Florida 4th DCA dismisses JPMorgan Chase Foreclosure Citing JPMorgan Chase Failed To Assign Mortgage & Note From JPMorgan Chase Owned Subsidiary
Last week, the Florida 4th DCA (District Court of Appeals) ruled JPMorgan Chase v. Wright (Case No. CACE09065166) that JPMorgan lacked standing to foreclose on Gainus and Cyd R. Wright because JPMorgan Chase had failed record a mortgage assignment with the Broward County Clerk of the Court and endorse the note from the originating lender, Chase Bank (which merged with JPMorgan 20 years ago) to JPMorgan Chase Bank even though Chase Bank is now a wholly owned subsidiary of JPMorgan Chase.
“The original lender under the note and mortgage was Chase Bank, USA, N .A. There was no evidence that the note and mortgage were ever
transferred from Chase Bank to JPMorgan Chase. Although there was testimony at trial that Chase Bank is a wholly owned subsidiary of JPMorgan Chase, “[a] parent corporation and its wholly-owned subsidiary are separate and distinct legal entities …. As a separate legal entity, a parent corporation … cannot exercise the rights of its subsidiary.” Am. Int’l Group, Inc. v. Cornerstone Bus., Inc., 872 So. 2d 333,336 (Fla. 2d DCA 2004); see also Federated Title Insurers, Inc. v. Ward, 538 So. 2d 890,891 (Fla. 4th DCA 1989). Thus, ownership of the note by subsidiary Chase Bank does not give parent corporation JPMorgan Chase the right to enforce the note, absent evidence that JPMorgan Chase acquired such a right through, for example, a purchase or servicing agreement.
JPMorgan Chase argues that it did acquire servicing rights over the loan prior to the filing of the complaint, relying on a notice of servicing transfer filed in the court file. This document is not competent evidence, however, because it was never authenticated and admitted into evidence at trial. See Wolko//v. Am. Home Mortg. Serv., Inc., 153 So. 3d 280, 281-82 (Fla. 2d DCA 2014) (“A document that was identified but never admitted into evidence as an exhibit is not competent evidence to support a judgment.”); Beaumontv. Bank.of New York Mellon, 81 So. 3d 553,555 n.2 (Fla. 5th DCA 2012) (copy of an assignment of a note in the court file was not competent evidence where it was never authenticated and offered into evidence).

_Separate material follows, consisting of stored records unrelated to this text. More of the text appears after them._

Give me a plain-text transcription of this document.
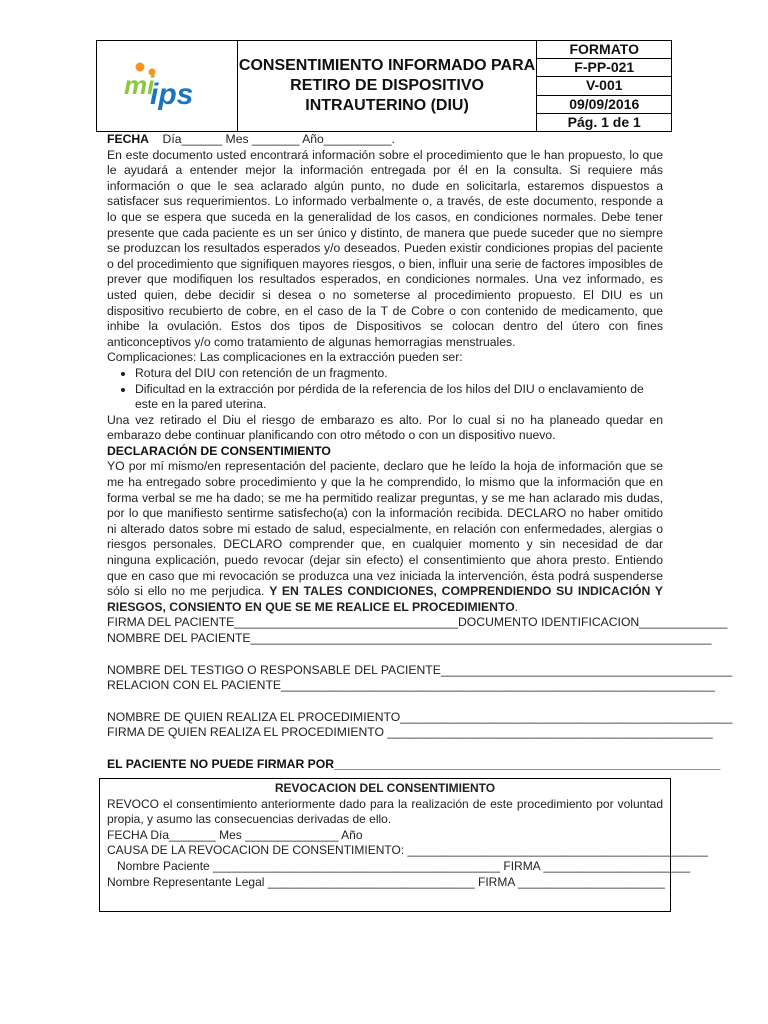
mi
ips
	CONSENTIMIENTO INFORMADO PARA RETIRO DE DISPOSITIVO INTRAUTERINO (DIU)	FORMATO
F-PP-021
V-001
09/09/2016
Pág. 1 de 1

FECHA Día______ Mes _______ Año__________.

En este documento usted encontrará información sobre el procedimiento que le han propuesto, lo que le ayudará a entender mejor la información entregada por él en la consulta. Si requiere más información o que le sea aclarado algún punto, no dude en solicitarla, estaremos dispuestos a satisfacer sus requerimientos. Lo informado verbalmente o, a través, de este documento, responde a lo que se espera que suceda en la generalidad de los casos, en condiciones normales. Debe tener presente que cada paciente es un ser único y distinto, de manera que puede suceder que no siempre se produzcan los resultados esperados y/o deseados. Pueden existir condiciones propias del paciente o del procedimiento que signifiquen mayores riesgos, o bien, influir una serie de factores imposibles de prever que modifiquen los resultados esperados, en condiciones normales. Una vez informado, es usted quien, debe decidir si desea o no someterse al procedimiento propuesto. El DIU es un dispositivo recubierto de cobre, en el caso de la T de Cobre o con contenido de medicamento, que inhibe la ovulación. Estos dos tipos de Dispositivos se colocan dentro del útero con fines anticonceptivos y/o como tratamiento de algunas hemorragias menstruales.

Complicaciones: Las complicaciones en la extracción pueden ser:

• Rotura del DIU con retención de un fragmento.
• Dificultad en la extracción por pérdida de la referencia de los hilos del DIU o enclavamiento de este en la pared uterina.

Una vez retirado el Diu el riesgo de embarazo es alto. Por lo cual si no ha planeado quedar en embarazo debe continuar planificando con otro método o con un dispositivo nuevo.

DECLARACIÓN DE CONSENTIMIENTO

YO por mí mismo/en representación del paciente, declaro que he leído la hoja de información que se me ha entregado sobre procedimiento y que la he comprendido, lo mismo que la información que en forma verbal se me ha dado; se me ha permitido realizar preguntas, y se me han aclarado mis dudas, por lo que manifiesto sentirme satisfecho(a) con la información recibida. DECLARO no haber omitido ni alterado datos sobre mi estado de salud, especialmente, en relación con enfermedades, alergias o riesgos personales. DECLARO comprender que, en cualquier momento y sin necesidad de dar ninguna explicación, puedo revocar (dejar sin efecto) el consentimiento que ahora presto. Entiendo que en caso que mi revocación se produzca una vez iniciada la intervención, ésta podrá suspenderse sólo si ello no me perjudica. Y EN TALES CONDICIONES, COMPRENDIENDO SU INDICACIÓN Y RIESGOS, CONSIENTO EN QUE SE ME REALICE EL PROCEDIMIENTO.

FIRMA DEL PACIENTE_________________________________DOCUMENTO IDENTIFICACION_____________

NOMBRE DEL PACIENTE____________________________________________________________________

NOMBRE DEL TESTIGO O RESPONSABLE DEL PACIENTE___________________________________________

RELACION CON EL PACIENTE________________________________________________________________

NOMBRE DE QUIEN REALIZA EL PROCEDIMIENTO_________________________________________________

FIRMA DE QUIEN REALIZA EL PROCEDIMIENTO ________________________________________________

EL PACIENTE NO PUEDE FIRMAR POR_________________________________________________________

REVOCACION DEL CONSENTIMIENTO

REVOCO el consentimiento anteriormente dado para la realización de este procedimiento por voluntad propia, y asumo las consecuencias derivadas de ello.

FECHA Día_______ Mes ______________ Año

CAUSA DE LA REVOCACION DE CONSENTIMIENTO: _____________________________________________

Nombre Paciente ___________________________________________ FIRMA ______________________

Nombre Representante Legal _______________________________ FIRMA ______________________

We thus reverse and direct judgment in favor of the appellants, dismissing the foreclosure on the mortgage for failure of the appellee to prove its standing.”
This ruling has the potential to change the foreclosure landscape in Florida because the lenders can not claim “operation of law” when they fail to properly transfer ownership of the mortgage and note. This ruling doesn’t just affect loans originated by JPMorgan Chase owned companies. This ruling could affect most mortgages originated by World Savings Bank or Wachovia that are now owned by Wells Fargo. It can also be applied to any Countrywide mortgages that are now owned by Bank of America.
Previously Operation of Law was invoked by lenders who acquired other lending institutions like Bank of America’s acquisition of Countrywide Financial and Wells Fargo’s acquisition of Wachovia who less than a year before acquired World Savings Bank.
JPMorgan Chase attempted to invoke Operation of Law with their acquisition of Washington Mutual assets. However, state courts across the U.S. shot down the argument because they purchased certain assets of Washington Mutual through the FDIC after Washington Mutual went into FDIC receivership and had filed Chapter 11 bankruptcy.